Abbiamo deciso di pubblicare la lettera di una giovane collega perché presenta un’analisi lucida e impietosa della condizione in cui versano gli architetti italiani, e in particolare quelli giovani. Ha ragione Cinzia Mauriello: in questi ultimi 15 anni la situazione è progressivamente peggiorata. In Francia, in Germania, in Spagna esiste una consapevolezza diffusa di quale siano le competenze dell’architetto, il suo ruolo sociale e la sua importanza nei processi di trasformazione del territorio. Nel nostro paese la figura dell’architetto ha subito un’inesorabile perdita di senso. Una serie di provvedimenti legislativi sbagliati – sui lavori pubblici, sull’iter di formazione universitaria, sulle tariffe professionali, sui meccanismi autorizzativi dei lavori privati – ha fortemente contribuito a indebolire, anche tra i nostri colleghi, quel «senso civico e morale che esisteva quando l’architettura era un mestiere e fare l’architetto era una missione sociale e culturale», come si legge nella lettera.
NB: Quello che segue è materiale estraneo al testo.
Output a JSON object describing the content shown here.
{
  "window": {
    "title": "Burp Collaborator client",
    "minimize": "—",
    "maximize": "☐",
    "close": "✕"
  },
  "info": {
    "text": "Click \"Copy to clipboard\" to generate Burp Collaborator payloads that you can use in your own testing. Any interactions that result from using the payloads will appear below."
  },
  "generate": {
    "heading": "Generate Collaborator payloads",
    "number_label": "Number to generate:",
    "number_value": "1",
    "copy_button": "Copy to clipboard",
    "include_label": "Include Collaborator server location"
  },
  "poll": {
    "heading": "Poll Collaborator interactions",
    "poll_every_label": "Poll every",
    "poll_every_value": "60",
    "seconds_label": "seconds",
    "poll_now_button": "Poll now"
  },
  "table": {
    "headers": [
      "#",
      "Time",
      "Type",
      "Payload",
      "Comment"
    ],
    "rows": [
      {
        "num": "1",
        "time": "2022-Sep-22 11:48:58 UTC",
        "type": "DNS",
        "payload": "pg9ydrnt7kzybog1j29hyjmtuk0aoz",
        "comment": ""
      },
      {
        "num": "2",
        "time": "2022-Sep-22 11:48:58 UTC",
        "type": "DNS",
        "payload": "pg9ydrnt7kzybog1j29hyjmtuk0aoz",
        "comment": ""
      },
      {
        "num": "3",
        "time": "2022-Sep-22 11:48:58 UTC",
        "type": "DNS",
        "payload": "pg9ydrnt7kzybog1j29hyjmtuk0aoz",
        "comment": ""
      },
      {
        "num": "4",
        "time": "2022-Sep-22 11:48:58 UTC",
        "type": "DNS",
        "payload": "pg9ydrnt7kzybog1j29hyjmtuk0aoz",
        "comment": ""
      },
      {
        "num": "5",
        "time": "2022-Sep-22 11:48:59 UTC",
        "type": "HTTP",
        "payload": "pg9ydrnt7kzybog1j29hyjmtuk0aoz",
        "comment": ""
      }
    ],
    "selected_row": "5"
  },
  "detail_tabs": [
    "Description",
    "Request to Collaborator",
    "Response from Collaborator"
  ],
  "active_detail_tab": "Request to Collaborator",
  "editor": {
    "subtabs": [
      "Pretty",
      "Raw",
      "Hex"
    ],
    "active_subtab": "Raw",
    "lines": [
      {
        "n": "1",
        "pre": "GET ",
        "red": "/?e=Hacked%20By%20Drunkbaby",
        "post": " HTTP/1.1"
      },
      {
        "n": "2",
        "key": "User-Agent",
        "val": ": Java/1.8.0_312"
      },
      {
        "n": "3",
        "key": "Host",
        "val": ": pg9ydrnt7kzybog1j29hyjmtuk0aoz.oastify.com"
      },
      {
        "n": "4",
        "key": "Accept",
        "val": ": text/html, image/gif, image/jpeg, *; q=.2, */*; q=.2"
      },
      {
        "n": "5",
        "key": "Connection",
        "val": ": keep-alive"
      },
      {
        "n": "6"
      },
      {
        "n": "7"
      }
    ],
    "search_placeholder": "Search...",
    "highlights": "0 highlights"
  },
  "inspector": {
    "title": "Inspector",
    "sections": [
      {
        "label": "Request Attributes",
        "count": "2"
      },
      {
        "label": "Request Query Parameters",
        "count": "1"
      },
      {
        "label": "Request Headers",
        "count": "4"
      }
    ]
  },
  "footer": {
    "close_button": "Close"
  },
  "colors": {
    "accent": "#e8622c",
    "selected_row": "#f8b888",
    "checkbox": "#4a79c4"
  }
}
Ad aggravare ulteriormente la situazione interviene anche l’anomalia dell’esorbitante quantità di architetti per abitante che abbiamo in Italia, con numeri da primato europeo se non mondiale. Un’anomalia che pone una contraddizione evidente: in un paese che produce poca, pochissima architettura abbiamo un numero di architetti iscritti all’ordine triplo rispetto alla Germania. Di fronte a tale fenomeno, oltretutto, ci sentiamo dire quotidianamente da «autorevoli» istituzioni (dall’Antitrust alla Confindustria) che il nostro sistema ordinistico è un ingiusto ostacolo per il libero accesso alla professione e per la concorrenza. E ogni volta restiamo attoniti di fronte a questo insolvibile mistero: il sistema «corporativo» degli Ordini delle professioni tecniche in Italia costituirebbe l’impedimento principale al libero accesso a un mercato che pure si è allargato a dismisura in modo irragionevole e senza ostacoli di sorta fino a raggiungere la ragguardevole dimensione di 150.000 architetti (uno ogni 470 abitanti), cui vanno aggiunti gli ingegneri e i diplomati che pure attingono allo stesso mercato.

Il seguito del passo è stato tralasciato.